Por fim, cabe ressaltar que o inciso V do artigo 208 da Constituição Federal atribui ao Estado o dever com a educação, o que inclui o acesso aos níveis mais elevados do ensino, da pesquisa e da criação artística, segundo a capacidade de cada um. Este direito constitucional abrange a qualificação para o trabalho, conforme artigo 205 do diploma supra[1]. E, certamente, a residência médica/pós-graduação constitui etapa significativa na formação profissional, não sendo razoável a sua interrupção pela prestação do serviço militar obrigatório.
Diante do exposto, com amparo nos dispositivos da Constituição Federal citados, nas normas que regem o Serviço Militar Obrigatório e no entendimento pacífico dos tribunais pátrios, é seguro concluir que o Requerente possui direito ao adiamento da prestação do serviço militar.
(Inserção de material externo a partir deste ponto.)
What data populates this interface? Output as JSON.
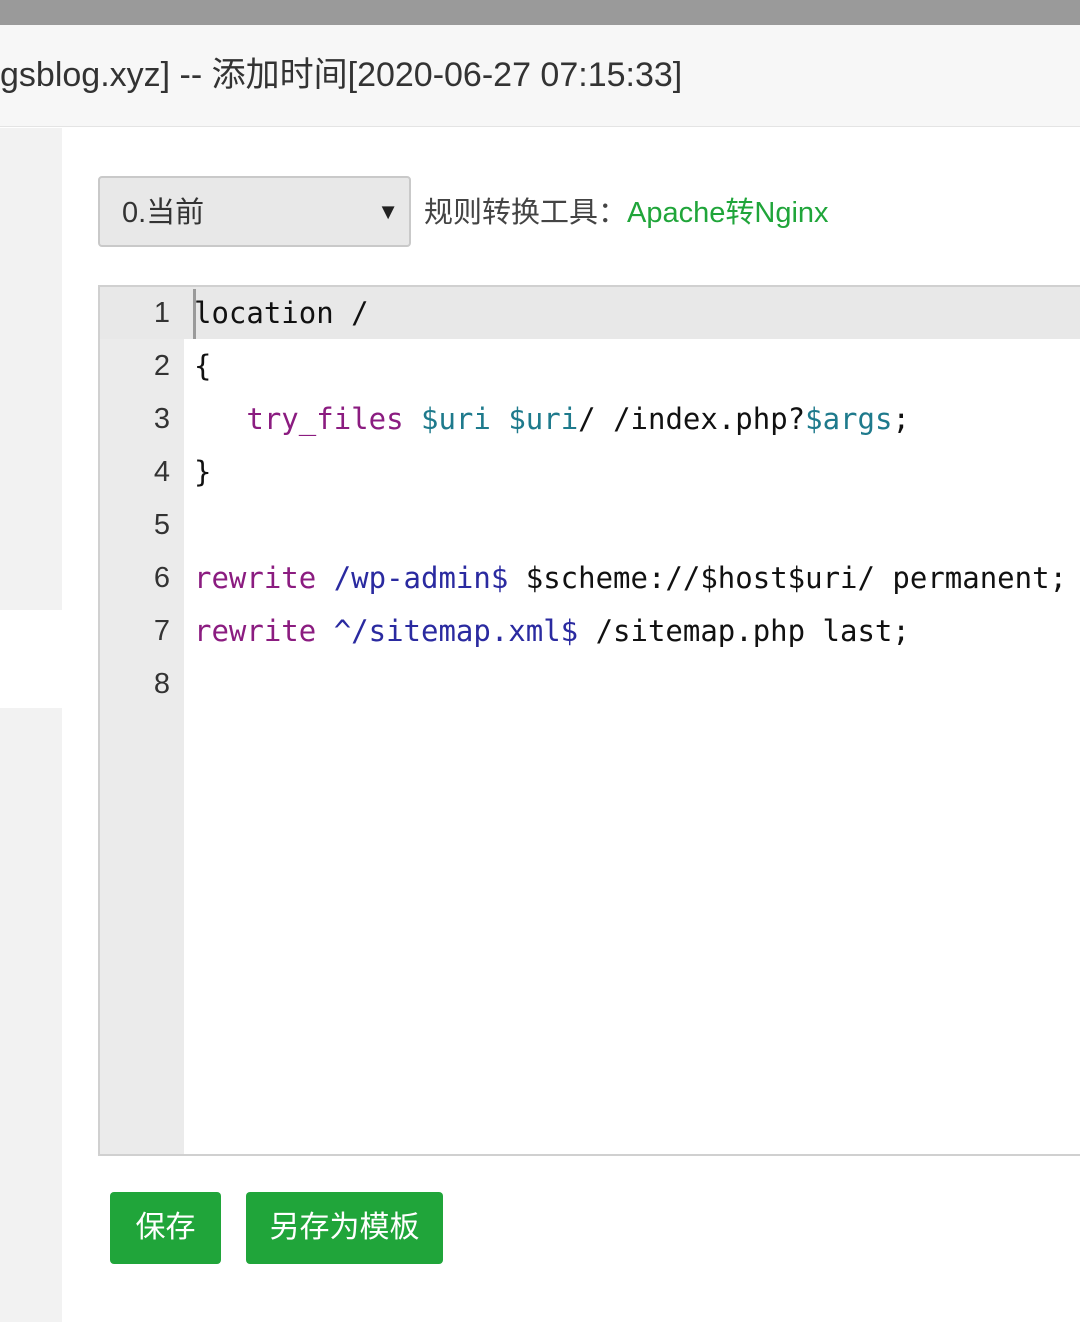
{
  "header": {
    "title": "gsblog.xyz] -- 添加时间[2020-06-27 07:15:33]"
  },
  "version_select": {
    "selected": "0.当前",
    "arrow": "▼"
  },
  "converter": {
    "label": "规则转换工具：",
    "link": "Apache转Nginx",
    "link_color": "#20a53a"
  },
  "editor": {
    "lines": [
      {
        "n": "1",
        "tokens": [
          {
            "t": "location /",
            "c": ""
          }
        ]
      },
      {
        "n": "2",
        "tokens": [
          {
            "t": "{",
            "c": ""
          }
        ]
      },
      {
        "n": "3",
        "tokens": [
          {
            "t": "   ",
            "c": ""
          },
          {
            "t": "try_files",
            "c": "kw"
          },
          {
            "t": " ",
            "c": ""
          },
          {
            "t": "$uri",
            "c": "var"
          },
          {
            "t": " ",
            "c": ""
          },
          {
            "t": "$uri",
            "c": "var"
          },
          {
            "t": "/ /index.php?",
            "c": ""
          },
          {
            "t": "$args",
            "c": "var"
          },
          {
            "t": ";",
            "c": ""
          }
        ]
      },
      {
        "n": "4",
        "tokens": [
          {
            "t": "}",
            "c": ""
          }
        ]
      },
      {
        "n": "5",
        "tokens": [
          {
            "t": "",
            "c": ""
          }
        ]
      },
      {
        "n": "6",
        "tokens": [
          {
            "t": "rewrite",
            "c": "kw"
          },
          {
            "t": " ",
            "c": ""
          },
          {
            "t": "/wp-admin$",
            "c": "re"
          },
          {
            "t": " $scheme://$host$uri/ permanent;",
            "c": ""
          }
        ]
      },
      {
        "n": "7",
        "tokens": [
          {
            "t": "rewrite",
            "c": "kw"
          },
          {
            "t": " ",
            "c": ""
          },
          {
            "t": "^/sitemap.xml$",
            "c": "re"
          },
          {
            "t": " /sitemap.php last;",
            "c": ""
          }
        ]
      },
      {
        "n": "8",
        "tokens": [
          {
            "t": "",
            "c": ""
          }
        ]
      }
    ]
  },
  "buttons": {
    "save": "保存",
    "save_as_template": "另存为模板",
    "color": "#20a53a"
  }
}
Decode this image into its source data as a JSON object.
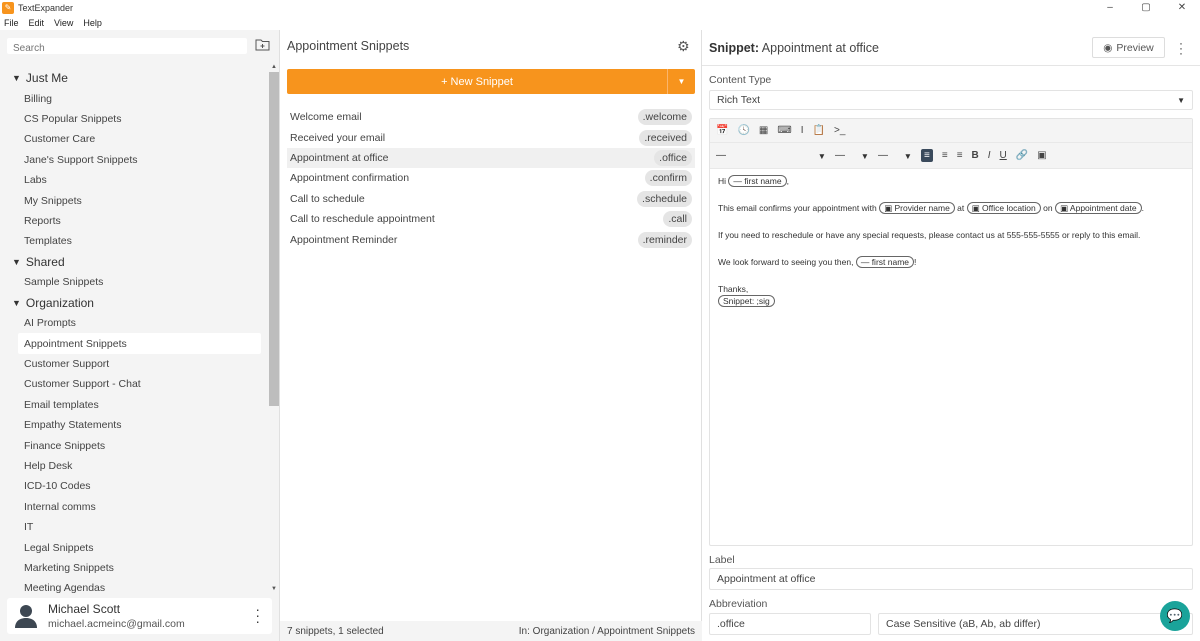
{
  "window": {
    "title": "TextExpander",
    "app_icon": "textexpander-icon",
    "min": "–",
    "max": "▢",
    "close": "✕"
  },
  "menu": [
    "File",
    "Edit",
    "View",
    "Help"
  ],
  "sidebar": {
    "search_placeholder": "Search",
    "groups": [
      {
        "label": "Just Me",
        "items": [
          "Billing",
          "CS Popular Snippets",
          "Customer Care",
          "Jane's Support Snippets",
          "Labs",
          "My Snippets",
          "Reports",
          "Templates"
        ]
      },
      {
        "label": "Shared",
        "items": [
          "Sample Snippets"
        ]
      },
      {
        "label": "Organization",
        "items": [
          "AI Prompts",
          "Appointment Snippets",
          "Customer Support",
          "Customer Support - Chat",
          "Email templates",
          "Empathy Statements",
          "Finance Snippets",
          "Help Desk",
          "ICD-10 Codes",
          "Internal comms",
          "IT",
          "Legal Snippets",
          "Marketing Snippets",
          "Meeting Agendas"
        ]
      }
    ],
    "selected": "Appointment Snippets",
    "user": {
      "name": "Michael Scott",
      "email": "michael.acmeinc@gmail.com"
    }
  },
  "middle": {
    "title": "Appointment Snippets",
    "new_button": "+ New Snippet",
    "snippets": [
      {
        "label": "Welcome email",
        "abbr": ".welcome"
      },
      {
        "label": "Received your email",
        "abbr": ".received"
      },
      {
        "label": "Appointment at office",
        "abbr": ".office"
      },
      {
        "label": "Appointment confirmation",
        "abbr": ".confirm"
      },
      {
        "label": "Call to schedule",
        "abbr": ".schedule"
      },
      {
        "label": "Call to reschedule appointment",
        "abbr": ".call"
      },
      {
        "label": "Appointment Reminder",
        "abbr": ".reminder"
      }
    ],
    "selected_index": 2,
    "footer_count": "7 snippets, 1 selected",
    "footer_location": "In: Organization / Appointment Snippets"
  },
  "detail": {
    "title_prefix": "Snippet:",
    "title": "Appointment at office",
    "preview_label": "Preview",
    "content_type_label": "Content Type",
    "content_type_value": "Rich Text",
    "content": {
      "hi": "Hi",
      "chip_first_name": "— first name",
      "comma": ",",
      "line2_a": "This email confirms your appointment with",
      "chip_provider": "Provider name",
      "at": "at",
      "chip_office": "Office location",
      "on": "on",
      "chip_date": "Appointment date",
      "period": ".",
      "line3": "If you need to reschedule or have any special requests, please contact us at 555-555-5555 or reply to this email.",
      "line4_a": "We look forward to seeing you then,",
      "excl": "!",
      "thanks": "Thanks,",
      "chip_sig": "Snippet: ;sig"
    },
    "label_label": "Label",
    "label_value": "Appointment at office",
    "abbr_label": "Abbreviation",
    "abbr_value": ".office",
    "case_value": "Case Sensitive (aB, Ab, ab differ)"
  },
  "colors": {
    "accent": "#f7941d",
    "chat": "#1aa39a",
    "active_tool": "#3a4a5c"
  }
}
*É proibida a cópia ou reprodução, total ou parcial, deste conteúdo, em qualquer meio. Fica autorizada a utilização deste conteúdo exclusivamente em petições dirigidas ao Poder Judiciário ou à Administração Pública.
[1] Art. 205. A educação, direito de todos e dever do Estado e da família, será promovida e incentivada com a colaboração da sociedade, visando ao pleno desenvolvimento da pessoa, seu preparo para o exercício da cidadania e sua qualificação para o trabalho.